Of course it's always possible that this is wrong: either the black holes we know about could be charged for some reason, or there could be whole other populations of charged black holes. So we'll have to do observations and experiments to check. People are always trying to improve our observations of black holes, not specifically to check for charge but to measure other interesting things such as angular momentum. I'd guess that, if these black holes had a large charge, such observations would reveal it, but I've never looked into details.
A: To throw also a slightly less mainstream suggestion out there (I don't know too much about it, but I know the field exists and is active), there is the proposal to model an electron as a tiny charged black hole. The main interest in that is, I think, born from some considerations by Einstein of the motion of a particle on a gravitating background (the geodesic hypothesis). The main papers were this one by Einstein, Infeld, and Hoffman and this follow-up by Einstein and Infeld, which modelled particles as little singularities in space-time. 
A: I found this interesting bit of observation on the black hole in the center of our galaxy.

"Our infrared detection shows for the first time that the black hole's meal is more like the Grand Rapids, in which energetic glitches from shocked gas are occurring almost continually." 

This theoretical speculation on interstellar lightning offers  a mechanism how there could be charge separation in interstellar gas. 

. Possible chemical and electromagnetic signatures of interstellar lightning are discussed. 

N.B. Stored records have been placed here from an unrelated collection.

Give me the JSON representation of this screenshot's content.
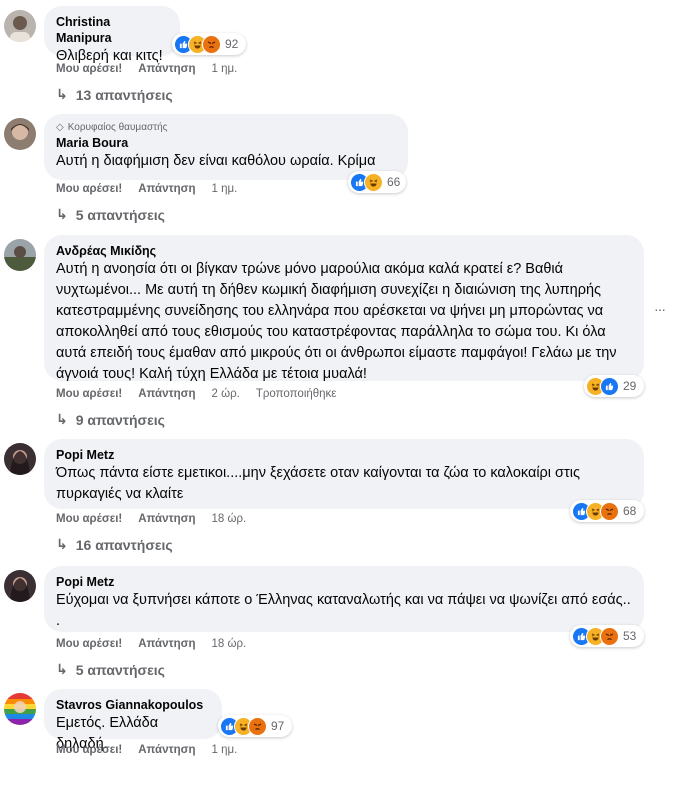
{
  "labels": {
    "like": "Μου αρέσει!",
    "reply": "Απάντηση"
  },
  "comments": [
    {
      "author": "Christina Manipura",
      "text": "Θλιβερή και κιτς!",
      "reaction_count": "92",
      "time": "1 ημ.",
      "replies": "13 απαντήσεις",
      "reactions": [
        "like-icon",
        "haha-icon",
        "angry-icon"
      ]
    },
    {
      "badge": "Κορυφαίος θαυμαστής",
      "author": "Maria Boura",
      "text": "Αυτή η διαφήμιση δεν είναι καθόλου ωραία. Κρίμα",
      "reaction_count": "66",
      "time": "1 ημ.",
      "replies": "5 απαντήσεις",
      "reactions": [
        "like-icon",
        "haha-icon"
      ]
    },
    {
      "author": "Ανδρέας Μικίδης",
      "text": "Αυτή η ανοησία ότι οι βίγκαν τρώνε μόνο μαρούλια ακόμα καλά κρατεί ε? Βαθιά νυχτωμένοι... Με αυτή τη δήθεν κωμική διαφήμιση συνεχίζει η διαιώνιση της λυπηρής κατεστραμμένης συνείδησης του ελληνάρα που αρέσκεται να ψήνει μη μπορώντας να αποκολληθεί από τους εθισμούς του καταστρέφοντας παράλληλα το σώμα του. Κι όλα αυτά επειδή τους έμαθαν από μικρούς ότι οι άνθρωποι είμαστε παμφάγοι! Γελάω με την άγνοιά τους! Καλή τύχη Ελλάδα με τέτοια μυαλά!",
      "reaction_count": "29",
      "time": "2 ώρ.",
      "edited": "Τροποποιήθηκε",
      "replies": "9 απαντήσεις",
      "reactions": [
        "haha-icon",
        "like-icon"
      ]
    },
    {
      "author": "Popi Metz",
      "text": "Όπως πάντα είστε εμετικοι....μην ξεχάσετε οταν καίγονται τα ζώα το καλοκαίρι στις πυρκαγιές να κλαίτε",
      "reaction_count": "68",
      "time": "18 ώρ.",
      "replies": "16 απαντήσεις",
      "reactions": [
        "like-icon",
        "haha-icon",
        "angry-icon"
      ]
    },
    {
      "author": "Popi Metz",
      "text": "Εύχομαι να ξυπνήσει κάποτε ο Έλληνας καταναλωτής και να πάψει να ψωνίζει από εσάς.. .",
      "reaction_count": "53",
      "time": "18 ώρ.",
      "replies": "5 απαντήσεις",
      "reactions": [
        "like-icon",
        "haha-icon",
        "angry-icon"
      ]
    },
    {
      "author": "Stavros Giannakopoulos",
      "text": "Εμετός. Ελλάδα δηλαδή.",
      "reaction_count": "97",
      "time": "1 ημ.",
      "reactions": [
        "like-icon",
        "haha-icon",
        "angry-icon"
      ]
    }
  ],
  "colors": {
    "like": "#1877f2",
    "haha": "#f7b125",
    "angry": "#e9710f",
    "bubble": "#f0f2f5",
    "meta": "#65676b"
  }
}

If such a mechanism is detected and established it is conceivable that a black hole could  eat a dust cloud with a, for example negative charge, while the positive charged cloud is attracted to another black hole :). Lo, charged black holes.
But I think theorists just solve and see that the solutions are physical, and then wait to see whether observations verify the solutions, by the work of hard pressed astronomers and astrophysicists :).
It is like the question of "why climb the mountain" answer: "because it is there."
A: Yet another point (if someone do not know yet:)
S. Chandrasekhar in "The Mathematical Theory of Black Holes"
wrote, comparing the charged BH (i.e. Reissner-Nordstroem solution) and usual one:

And among the differences, the principal one -- from which all others
  derive -- is the fact that the Reissner-Nordstroem space-time has an
  inner Cauchy horizon which makes its maximal analytic extension reveal
  the possibility, in principle, of exploring other worlds and
  emancipating oneself from one's past.

A: I would like to distinguish between large, astrophysical black holes resulting from stellar collapse and the more general notion of a black hole. Like others have pointed out, astrophyical black holes are certainly almost or exactly electrically neutral. But you could imagine that a microscopic black hole could be formed by colliding elementary particles with sufficient energy. Such a black hole would be charged if the constituents were, although if the theory of Hawking radiation is correct, this would be a rather ephemeral object. There are active searches being conducted for black hole formation at the LHC, so the concept is "practical" in that sense.
A: Let me add to the already many good answers, that from a string-theoretic perspective, (near)-extremal charged (Reissner-Nordstr\"om) black holes in various dimensions are important, because they are simpler to calculate with (mainly because of supersymmetry). They therefore serve as an important theoretical testbed for ideas concerning microscopic counting of entropy, holography, unitarity, etc.